I see that this question has been bumped to the home page again. I recently answered a similar question at https://math.stackexchange.com/a/2920136/575517 so I'll give the essence of it here, in case anyone finds it helpful.
This question "How do I know that the simulation run has reached equilibrium?" is often glossed over and left as a "rule of thumb".
As discussed in other answers, usually one requires that an "equilibration" or "burn-in" time should be at least as long as the correlation time $\tau_A$ of the variable $A$ of interest or, even better, all variables of interest (taking the longest $\tau$). One discards that part of the trajectory, and starts accumulating averages thereafter.
Problems here are that one needs an estimate of $\tau_A$ beforehand,
and also that this argument is loosely based on linear response theory:
namely that the relaxation of a slightly perturbed state to equilibrium
occurs on a timescale given by $\tau_A$, which is a property of the
equilibrium time correlation function. There's no guarantee that the
relaxation from an arbitrarily prepared initial configuration will follow
this law, even though $\tau_A$ might provide a reasonable guide.

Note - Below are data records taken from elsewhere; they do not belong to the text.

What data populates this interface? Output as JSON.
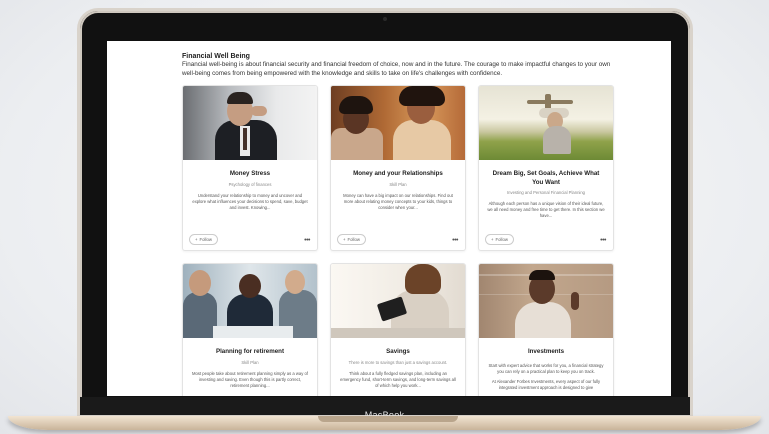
{
  "device": {
    "brand_label": "MacBook"
  },
  "section": {
    "title": "Financial Well Being",
    "description": "Financial well-being is about financial security and financial freedom of choice, now and in the future. The courage to make impactful changes to your own well-being comes from being empowered with the knowledge and skills to take on life's challenges with confidence."
  },
  "follow_label": "Follow",
  "more_icon": "more-horizontal-icon",
  "cards": [
    {
      "title": "Money Stress",
      "subtitle": "Psychology of finances",
      "description": "Understand your relationship to money and uncover and explore what influences your decisions to spend, save, budget and invest. Knowing..."
    },
    {
      "title": "Money and your Relationships",
      "subtitle": "Skill Plan",
      "description": "Money can have a big impact on our relationships. Find out more about relating money concepts to your kids, things to consider when your..."
    },
    {
      "title": "Dream Big, Set Goals, Achieve What You Want",
      "subtitle": "Investing and Personal Financial Planning",
      "description": "Although each person has a unique vision of their ideal future, we all need money and free time to get there. In this section we have..."
    },
    {
      "title": "Planning for retirement",
      "subtitle": "Skill Plan",
      "description": "Most people take about retirement planning simply as a way of investing and saving. Even though this is partly correct, retirement planning..."
    },
    {
      "title": "Savings",
      "subtitle": "There is more to savings than just a savings account.",
      "description": "Think about a fully fledged savings plan, including an emergency fund, short-term savings, and long-term savings all of which help you work..."
    },
    {
      "title": "Investments",
      "subtitle": "",
      "description": "Start with expert advice that works for you, a financial strategy you can rely on a practical plan to keep you on track.",
      "description2": "At Alexander Forbes Investments, every aspect of our fully integrated investment approach is designed to give"
    }
  ]
}
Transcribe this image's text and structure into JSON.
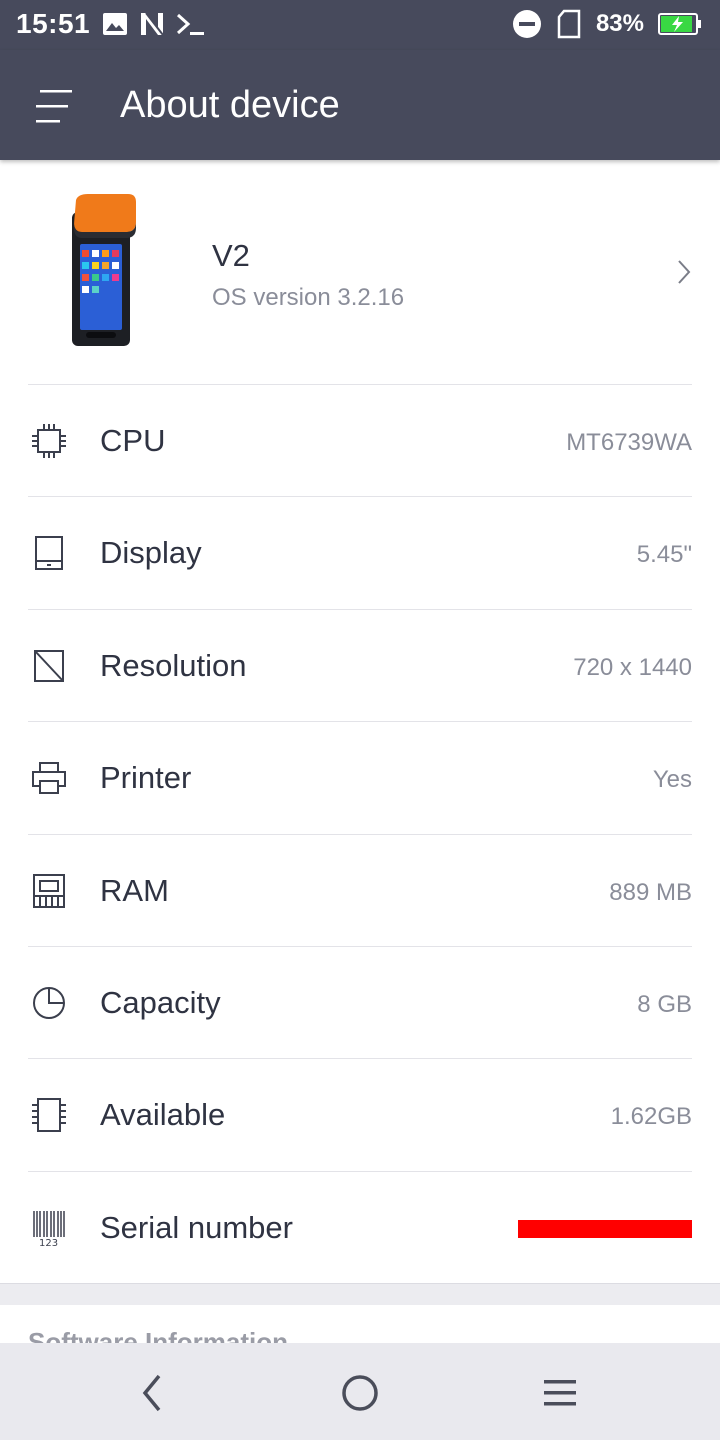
{
  "status_bar": {
    "time": "15:51",
    "battery_percent": "83%",
    "icons": [
      "image-icon",
      "n-icon",
      "terminal-icon",
      "dnd-icon",
      "sim-icon",
      "battery-charging-icon"
    ]
  },
  "app_bar": {
    "title": "About device",
    "background": "#474a5c"
  },
  "device": {
    "name": "V2",
    "os_version": "OS version 3.2.16"
  },
  "specs": [
    {
      "icon": "cpu-icon",
      "label": "CPU",
      "value": "MT6739WA"
    },
    {
      "icon": "display-icon",
      "label": "Display",
      "value": "5.45\""
    },
    {
      "icon": "resolution-icon",
      "label": "Resolution",
      "value": "720 x 1440"
    },
    {
      "icon": "printer-icon",
      "label": "Printer",
      "value": "Yes"
    },
    {
      "icon": "ram-icon",
      "label": "RAM",
      "value": "889 MB"
    },
    {
      "icon": "capacity-pie-icon",
      "label": "Capacity",
      "value": "8 GB"
    },
    {
      "icon": "storage-chip-icon",
      "label": "Available",
      "value": "1.62GB"
    },
    {
      "icon": "barcode-icon",
      "label": "Serial number",
      "value": ""
    }
  ],
  "software_section": {
    "title": "Software Information"
  },
  "nav_bar": {
    "buttons": [
      "back-icon",
      "home-icon",
      "menu-lines-icon"
    ]
  }
}
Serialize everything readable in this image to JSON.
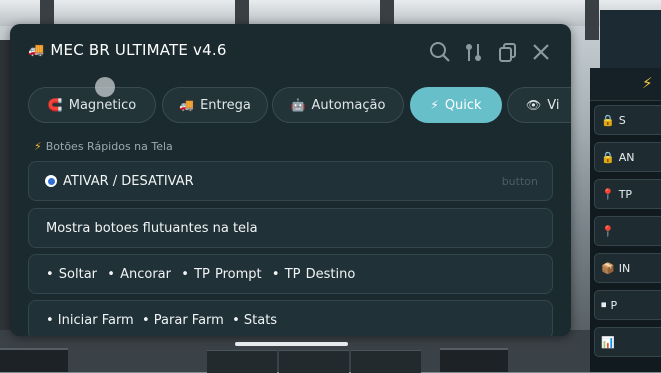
{
  "window": {
    "title": "MEC BR ULTIMATE v4.6",
    "title_icon": "truck-icon",
    "toolbar_icons": [
      "search-icon",
      "pin-tool-icon",
      "copy-icon",
      "close-icon"
    ]
  },
  "tabs": [
    {
      "label": "Magnetico",
      "icon": "magnet-icon",
      "active": false
    },
    {
      "label": "Entrega",
      "icon": "truck-icon",
      "active": false
    },
    {
      "label": "Automação",
      "icon": "robot-icon",
      "active": false
    },
    {
      "label": "Quick",
      "icon": "bolt-icon",
      "active": true
    },
    {
      "label": "Vi",
      "icon": "eye-icon",
      "active": false
    }
  ],
  "section": {
    "icon": "bolt-icon",
    "label": "Botões Rápidos na Tela"
  },
  "cards": {
    "toggle_label": "ATIVAR / DESATIVAR",
    "toggle_hint": "button",
    "description": "Mostra botoes flutuantes na tela",
    "row1": [
      "• Soltar",
      "• Ancorar",
      "• TP Prompt",
      "• TP Destino"
    ],
    "row2": [
      "• Iniciar Farm",
      "• Parar Farm",
      "• Stats"
    ]
  },
  "side_panel": {
    "buttons": [
      {
        "label": "S",
        "icon": "lock-icon"
      },
      {
        "label": "AN",
        "icon": "lock-icon"
      },
      {
        "label": "TP",
        "icon": "pin-icon"
      },
      {
        "label": "",
        "icon": "pin-icon"
      },
      {
        "label": "IN",
        "icon": "box-icon"
      },
      {
        "label": "P",
        "icon": "stop-icon"
      },
      {
        "label": "",
        "icon": "chart-icon"
      }
    ]
  },
  "colors": {
    "window_bg": "#1a2a2f",
    "card_bg": "#203137",
    "active_tab": "#67bfc9",
    "accent_bolt": "#f5c542"
  }
}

However I'm aware of at least one paper where an attempt has been made, by John Chodera, to tackle it objectively: https://doi.org/10.1101/021659 which was also published in J Chem Theo Comp, 12, 1799 (2016).
I won't try to reproduce the mathematics here, but the basic idea is to use the procedure for estimating statistical errors in correlated sequences of data - which involves estimating the correlation time (or the statistical inefficiency, which is the spacing between effectively independent samples) - and applying it to the interval $(t_0,t_{\text{max}})$ which covers the period between the (proposed) end of the equilibration period, $t_0$, and the end of the whole dataset, $t_{\text{max}}$. This calculation behaves in a predictable way if the dataset is at equilibrium: the fluctuations $\langle\delta A_{\Delta t}^2\rangle$ of a finite-time-average
$$
\delta A_{\Delta t} = A_{\Delta t}-\langle A\rangle, \qquad
A_{\Delta t} = \frac{1}{\Delta t} \int_t^{t+\Delta t} dt \, A(t)
$$
depend in a known way on the averaging interval $\Delta t$.
The time origins $t$ are chosen within the interval of interest, $(t_0,t_{\text{max}}-\Delta t)$;
the fluctuations are calculated from all the periods $\Delta t$
lying within that interval.
The method systematically carries out this calculation as a function of $t_0$, reducing it from an initial high value towards the start of the run. At some point, it is expected that deviations from the expected behaviour are seen.
That point is taken to be the end of the equilibration period.
Anyway, reading that paper should be helpful in clarifying this issue.
The author also provides a piece of Python software to implement the calculation automatically, so it may be of practical use as well.